I enjoy reading all of your threads about the meade management or the lack thereof.
anyhow, let me throw this one out there. Lets say that you are the personal advisor to the new CEO, what would you advise him to do to turn meade around?
Please take my above question seriously and write a full report detailing what you think the new CEO should do to turn mead around to the old mead of the early and late 90s that we used to be proud of.
The sale of Meade Europe to a chinese manufacturer, to the former owner and to the Managing Director of Meade Europe has raised many questions, and I would like to add some more questions from my point of view:
1. The operation of the sale resulted in a cash transfer of USD 12.400.000. Where is this money now and for which purposes is it used for ?
2. It is clear that the chinese competitor of Meade, Mr. David Shen of Synta Technology Corporation would have paid much more for Meade Europe and was interested to take the complete company. Why was he closed out by Baird Investments ? Who was the real agent for this transaction ?
3. Meade Instruments sold Redfield, Simmons and Weaver as well as Bresser and Meade Europe for over USD 20M in cash. The stock value is not representing this amount in any aspect, in fact, the whole companies value is about 4,5M USD at the moment. Who can explain the húge difference of USD 15,0 M USD in this calculation ?
It is beyond the scope of simple postings on this board to postulate fully, as you request, on the righting of Meade. It would take at the very least several weeks, possibly a month of full time effort to fully flesh this out.
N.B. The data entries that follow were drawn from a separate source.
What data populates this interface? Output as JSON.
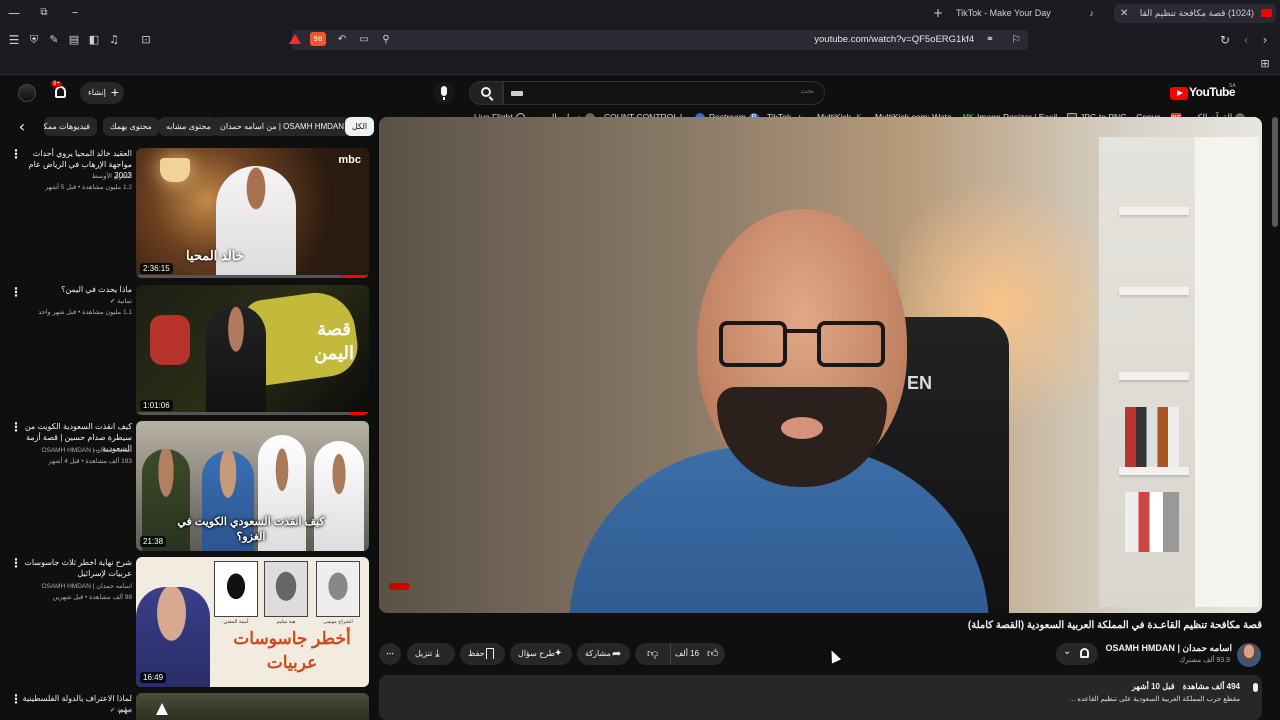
{
  "browser": {
    "tabs": [
      {
        "label": "(1024) قصة مكافحة تنظيم القا"
      },
      {
        "label": "TikTok - Make Your Day"
      }
    ],
    "url": "youtube.com/watch?v=QF5oERG1kf4",
    "shield_count": "98",
    "bookmarks": [
      {
        "label": "Live Flight"
      },
      {
        "label": "حساب العمر"
      },
      {
        "label": "COUNT CONTROL L..."
      },
      {
        "label": "Restream"
      },
      {
        "label": "TikTok"
      },
      {
        "label": "MultiKick"
      },
      {
        "label": "MultiKick.com: Watc..."
      },
      {
        "label": "Image Resizer | Easil..."
      },
      {
        "label": "JPG to PNG – Conve..."
      },
      {
        "label": "القرآن الكريم"
      }
    ]
  },
  "masthead": {
    "logo": "YouTube",
    "logo_region": "SA",
    "search_placeholder": "بحث",
    "create_label": "إنشاء",
    "notif_count": "9+"
  },
  "chips": [
    {
      "label": "الكل"
    },
    {
      "label": "من اسامه حمدان | OSAMH HMDAN"
    },
    {
      "label": "محتوى مشابه"
    },
    {
      "label": "محتوى يهمك"
    },
    {
      "label": "فيديوهات ممكنة..."
    }
  ],
  "recommendations": [
    {
      "title": "العقيد خالد المحيا يروي أحداث مواجهة الإرهاب في الرياض عام 2003",
      "channel": "الشرق الأوسط",
      "meta": "1.2 مليون مشاهدة • قبل 5 أشهر",
      "duration": "2:36:15",
      "thumb_text": "خالد المحيا",
      "thumb_badge": "mbc"
    },
    {
      "title": "ماذا يحدث في اليمن؟",
      "channel": "ثمانية",
      "meta": "1.1 مليون مشاهدة • قبل شهر واحد",
      "duration": "1:01:06",
      "thumb_text": "قصة اليمن"
    },
    {
      "title": "كيف انقذت السعودية الكويت من سيطرة صدام حسين | قصة أزمة السعودية ...",
      "channel": "اسامه حمدان | OSAMH HMDAN",
      "meta": "193 ألف مشاهدة • قبل 4 أشهر",
      "duration": "21:38",
      "thumb_text": "كيف انقذت السعودي الكويت في الغزو؟"
    },
    {
      "title": "شرح نهاية اخطر ثلاث جاسوسات عربيات لإسرائيل",
      "channel": "اسامه حمدان | OSAMH HMDAN",
      "meta": "98 ألف مشاهدة • قبل شهرين",
      "duration": "16:49",
      "thumb_text": "أخطر جاسوسات عربيات",
      "portrait_names": [
        "أمينة المفتي",
        "هبة سليم",
        "انشراح موسى"
      ]
    },
    {
      "title": "لماذا الاعتراف بالدولة الفلسطينية مهم",
      "channel": "ثمانية",
      "meta": "",
      "duration": ""
    }
  ],
  "player": {
    "title": "قصة مكافحة تنظيم القاعـدة في المملكة العربية السعودية (القصة كاملة)",
    "channel": "اسامه حمدان | OSAMH HMDAN",
    "subscribers": "93.9 ألف مشترك",
    "likes": "16 ألف",
    "share_label": "مشاركة",
    "ask_label": "طرح سؤال",
    "save_label": "حفظ",
    "download_label": "تنزيل",
    "views": "494 ألف مشاهدة",
    "age": "قبل 10 أشهر",
    "desc": "مقطع حرب المملكة العربية السعودية على تنظيم القاعده ...",
    "wall_text": "EN"
  },
  "colors": {
    "accent": "#ff0000",
    "bg": "#0f0f0f"
  }
}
To provide a meaningful, detailed report of the kind you are asking, it would be a necessity to have access to the company's complete financial records, inventory status, sales and profitability by account, sales and profitability by category and SKU as well as specific details on their overhead/expense structure. It also appears you ask me to do this without getting paid.
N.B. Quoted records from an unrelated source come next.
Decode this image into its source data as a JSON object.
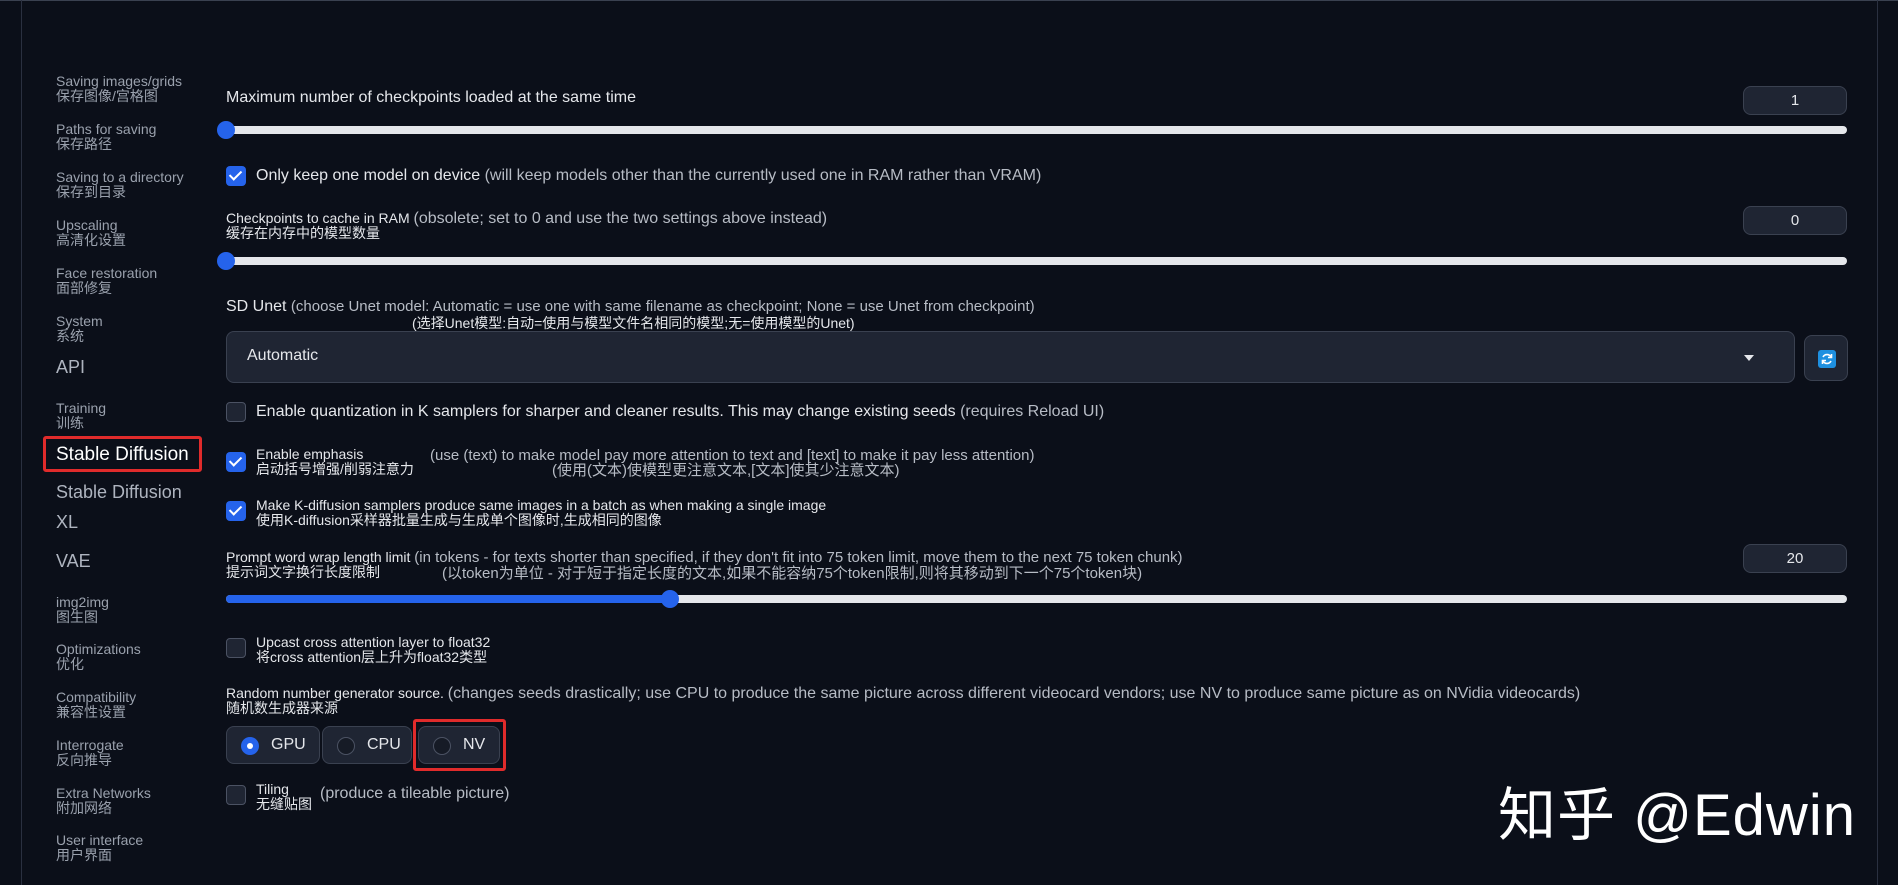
{
  "sidebar": {
    "items": [
      {
        "en": "Saving images/grids",
        "zh": "保存图像/宫格图"
      },
      {
        "en": "Paths for saving",
        "zh": "保存路径"
      },
      {
        "en": "Saving to a directory",
        "zh": "保存到目录"
      },
      {
        "en": "Upscaling",
        "zh": "高清化设置"
      },
      {
        "en": "Face restoration",
        "zh": "面部修复"
      },
      {
        "en": "System",
        "zh": "系统"
      },
      {
        "label": "API"
      },
      {
        "en": "Training",
        "zh": "训练"
      },
      {
        "label": "Stable Diffusion"
      },
      {
        "label": "Stable Diffusion",
        "label2": "XL"
      },
      {
        "label": "VAE"
      },
      {
        "en": "img2img",
        "zh": "图生图"
      },
      {
        "en": "Optimizations",
        "zh": "优化"
      },
      {
        "en": "Compatibility",
        "zh": "兼容性设置"
      },
      {
        "en": "Interrogate",
        "zh": "反向推导"
      },
      {
        "en": "Extra Networks",
        "zh": "附加网络"
      },
      {
        "en": "User interface",
        "zh": "用户界面"
      }
    ],
    "active_index": 8
  },
  "settings": {
    "max_checkpoints": {
      "label": "Maximum number of checkpoints loaded at the same time",
      "value": "1",
      "slider_fraction": 0.0
    },
    "one_model": {
      "label": "Only keep one model on device",
      "note": "(will keep models other than the currently used one in RAM rather than VRAM)",
      "checked": true
    },
    "cache_ram": {
      "label": "Checkpoints to cache in RAM",
      "note": "(obsolete; set to 0 and use the two settings above instead)",
      "zh": "缓存在内存中的模型数量",
      "value": "0",
      "slider_fraction": 0.0
    },
    "sd_unet": {
      "label": "SD Unet",
      "note": "(choose Unet model: Automatic = use one with same filename as checkpoint; None = use Unet from checkpoint)",
      "zh": "(选择Unet模型:自动=使用与模型文件名相同的模型;无=使用模型的Unet)",
      "selected": "Automatic"
    },
    "quantization": {
      "label": "Enable quantization in K samplers for sharper and cleaner results. This may change existing seeds",
      "note": "(requires Reload UI)",
      "checked": false
    },
    "emphasis": {
      "label": "Enable emphasis",
      "zh": "启动括号增强/削弱注意力",
      "note": "(use (text) to make model pay more attention to text and [text] to make it pay less attention)",
      "note_zh": "(使用(文本)使模型更注意文本,[文本]使其少注意文本)",
      "checked": true
    },
    "kdiffusion": {
      "label": "Make K-diffusion samplers produce same images in a batch as when making a single image",
      "zh": "使用K-diffusion采样器批量生成与生成单个图像时,生成相同的图像",
      "checked": true
    },
    "wrap_limit": {
      "label": "Prompt word wrap length limit",
      "note": "(in tokens - for texts shorter than specified, if they don't fit into 75 token limit, move them to the next 75 token chunk)",
      "zh": "提示词文字换行长度限制",
      "note_zh": "(以token为单位 - 对于短于指定长度的文本,如果不能容纳75个token限制,则将其移动到下一个75个token块)",
      "value": "20",
      "slider_fraction": 0.274
    },
    "upcast": {
      "label": "Upcast cross attention layer to float32",
      "zh": "将cross attention层上升为float32类型",
      "checked": false
    },
    "rng": {
      "label": "Random number generator source.",
      "note": "(changes seeds drastically; use CPU to produce the same picture across different videocard vendors; use NV to produce same picture as on NVidia videocards)",
      "zh": "随机数生成器来源",
      "options": [
        "GPU",
        "CPU",
        "NV"
      ],
      "selected": "GPU"
    },
    "tiling": {
      "label": "Tiling",
      "zh": "无缝贴图",
      "note": "(produce a tileable picture)",
      "checked": false
    }
  },
  "watermark": "知乎 @Edwin",
  "colors": {
    "accent": "#2563eb",
    "highlight": "#e02b2b",
    "background": "#0b0f19"
  }
}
Unfortunately, the 90's are gone. The bridges are washed out and it is impossible to find the same path back to circumstances that made the company successful in the 90's. The landscape has radically changed and continues to change and not necessarily for the better. The retail base that helped build Meade has dramatically been altered with at least 1000 storefront locations closing. The core astronomy market by industry statistics is aging rapidly and not being adequately replaced with younger hobbyists. The core market is responsible for the vast majority of the company's proprietary high-end sales.
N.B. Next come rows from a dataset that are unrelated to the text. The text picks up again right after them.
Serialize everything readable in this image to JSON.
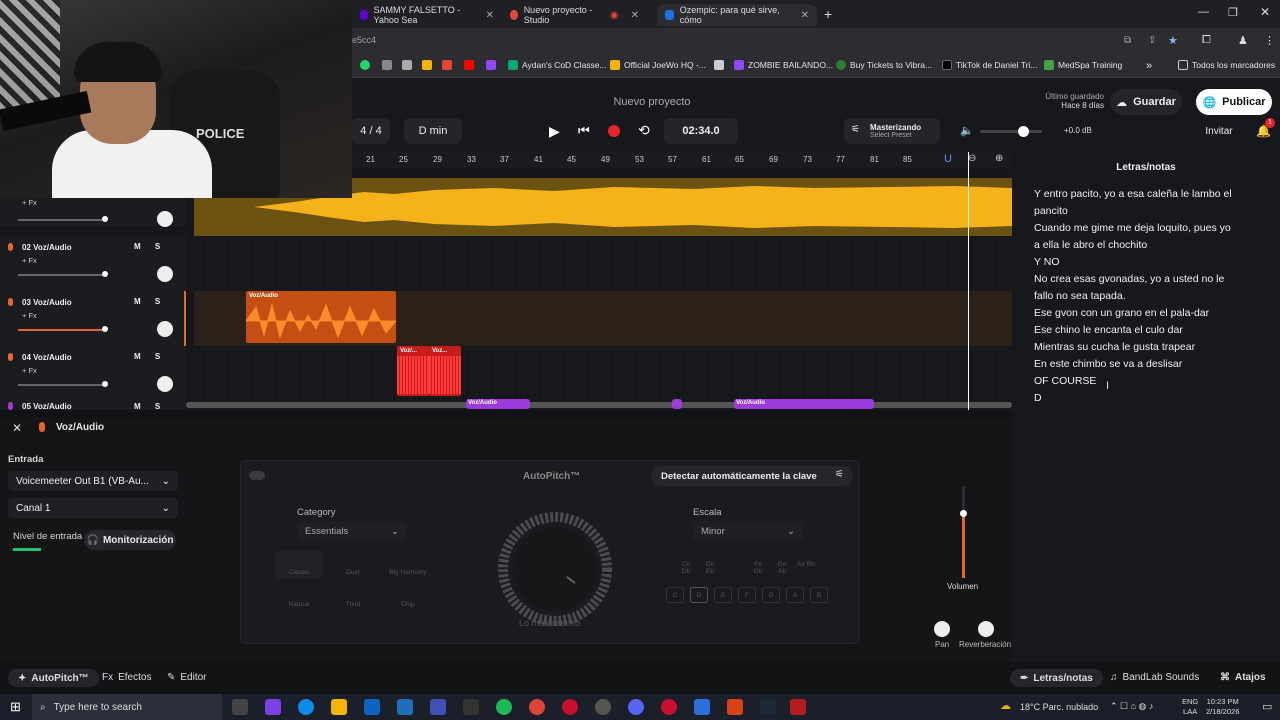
{
  "browser": {
    "tabs": [
      {
        "label": "SAMMY FALSETTO - Yahoo Sea",
        "color": "#6001d2"
      },
      {
        "label": "Nuevo proyecto - Studio",
        "color": "#e8453c"
      },
      {
        "label": "Ozempic: para qué sirve, cómo",
        "color": "#1a73e8"
      }
    ],
    "url_fragment": "e5cc4",
    "bookmarks": [
      "Aydan's CoD Classe...",
      "Official JoeWo HQ -...",
      "ZOMBIE BAILANDO...",
      "Buy Tickets to Vibra...",
      "TikTok de Daniel Tri...",
      "MedSpa Training"
    ],
    "all_bookmarks": "Todos los marcadores"
  },
  "app": {
    "title": "Nuevo proyecto",
    "saved_label": "Último guardado",
    "saved_time": "Hace 8 días",
    "save_button": "Guardar",
    "publish_button": "Publicar",
    "invite_button": "Invitar",
    "notif_count": "1",
    "time_sig": "4 / 4",
    "key": "D min",
    "time": "02:34.0",
    "mastering_title": "Masterizando",
    "mastering_preset": "Select Preset",
    "master_db": "+0.0 dB",
    "ruler_ticks": [
      "21",
      "25",
      "29",
      "33",
      "37",
      "41",
      "45",
      "49",
      "53",
      "57",
      "61",
      "65",
      "69",
      "73",
      "77",
      "81",
      "85"
    ]
  },
  "tracks": [
    {
      "name": "",
      "fx": "+ Fx"
    },
    {
      "name": "02  Voz/Audio",
      "fx": "+ Fx"
    },
    {
      "name": "03  Voz/Audio",
      "fx": "+ Fx"
    },
    {
      "name": "04  Voz/Audio",
      "fx": "+ Fx"
    },
    {
      "name": "05  Voz/Audio",
      "fx": ""
    }
  ],
  "ms": "M S",
  "clips": {
    "track3": "Voz/Audio",
    "track4a": "Voz/...",
    "track4b": "Voz...",
    "bottom1": "Voz/Audio",
    "bottom2": "Voz/Audio"
  },
  "lyrics": {
    "title": "Letras/notas",
    "lines": [
      "Y entro pacito, yo a esa caleña le lambo el",
      "pancito",
      "Cuando me gime me deja loquito, pues yo",
      "a ella le abro el chochito",
      "Y NO",
      "No crea esas gvonadas, yo a usted no le",
      "fallo no sea tapada.",
      "Ese gvon con un grano en el pala-dar",
      "Ese chino le encanta el culo dar",
      "Mientras su cucha le gusta trapear",
      "En este chimbo se va a deslisar",
      "OF COURSE",
      "D"
    ]
  },
  "panel": {
    "track_title": "Voz/Audio",
    "input_label": "Entrada",
    "input_device": "Voicemeeter Out B1 (VB-Au...",
    "channel": "Canal 1",
    "level_label": "Nivel de entrada",
    "monitor_button": "Monitorización",
    "autopitch_title": "AutoPitch™",
    "detect_button": "Detectar automáticamente la clave",
    "category_label": "Category",
    "category_value": "Essentials",
    "scale_label": "Escala",
    "scale_value": "Minor",
    "effects": [
      "Classic",
      "Duet",
      "Big Harmony",
      "Natural",
      "Third",
      "Chip"
    ],
    "keys": [
      "C",
      "D",
      "E",
      "F",
      "G",
      "A",
      "B"
    ],
    "sharps": [
      "C# Db",
      "D# Eb",
      "F# Gb",
      "G# Ab",
      "A# Bb"
    ],
    "knob_label": "Lo más intenso",
    "volume_label": "Volumen",
    "pan_label": "Pan",
    "reverb_label": "Reverberación"
  },
  "footer": {
    "autopitch": "AutoPitch™",
    "effects": "Efectos",
    "editor": "Editor",
    "lyrics": "Letras/notas",
    "sounds": "BandLab Sounds",
    "shortcuts": "Atajos"
  },
  "taskbar": {
    "search": "Type here to search",
    "weather": "18°C  Parc. nublado",
    "lang": "ENG",
    "region": "LAA",
    "time": "10:23 PM",
    "date": "2/18/2026"
  }
}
If you look at the corporate landscape over the last 15-years, there has been massive consolidation in many, if not most industries: retail, banking, manufacturing, transportation, you name it. It is clear this has happened because for those industries to be healthy they needed to operate with greater efficiency. Such is the nature of globalization and the free market system rewarding those who produce more efficiently. Meade and Celestron have been prohibited by the US government from merging at least three times, even though it could be shown both company's were losing money at some of those times.
While some will differ strongly with what I say, nonetheless, with a shrinking customer base and lack of a generally recognized, financable game plan (industry wide) to significantly grow the hobbyist market, there are but two truly viable alternatives:
1) Meade merges, or sells, to a strategic player in the telescope industry. The players with resources are almost all Chinese. That is a fact.
2) Meade goes private and trys to surrive in its weakened condition against Chinese producers whose quality level has risen dramatically to that approaching the consistant reputation for quality products formerly only attributable to the Japanese or Germans in previous years.
Even as a private company, profitability is the other fly in this ointment, the intense competition for a shrinking consumer market continually drives profits thin for manufacturers as the industry titans claw over what is left of the shrinking water hole in a Serengeti with no rain in sight.
Add to this the effect of retailers importing directly and offering their own house brands, and Chinese producers selling direct, and you begin to see even more acceleration in a shrinking market share for Meade.
Conclusion: I predict consolidation will take place, and should take place for the health of the industry. The alternative is a possibly protracted demise of certain players until they die by the water hole exhausted and emaciated. This last protracted scenario will also result in a greatly weakened industry as a whole.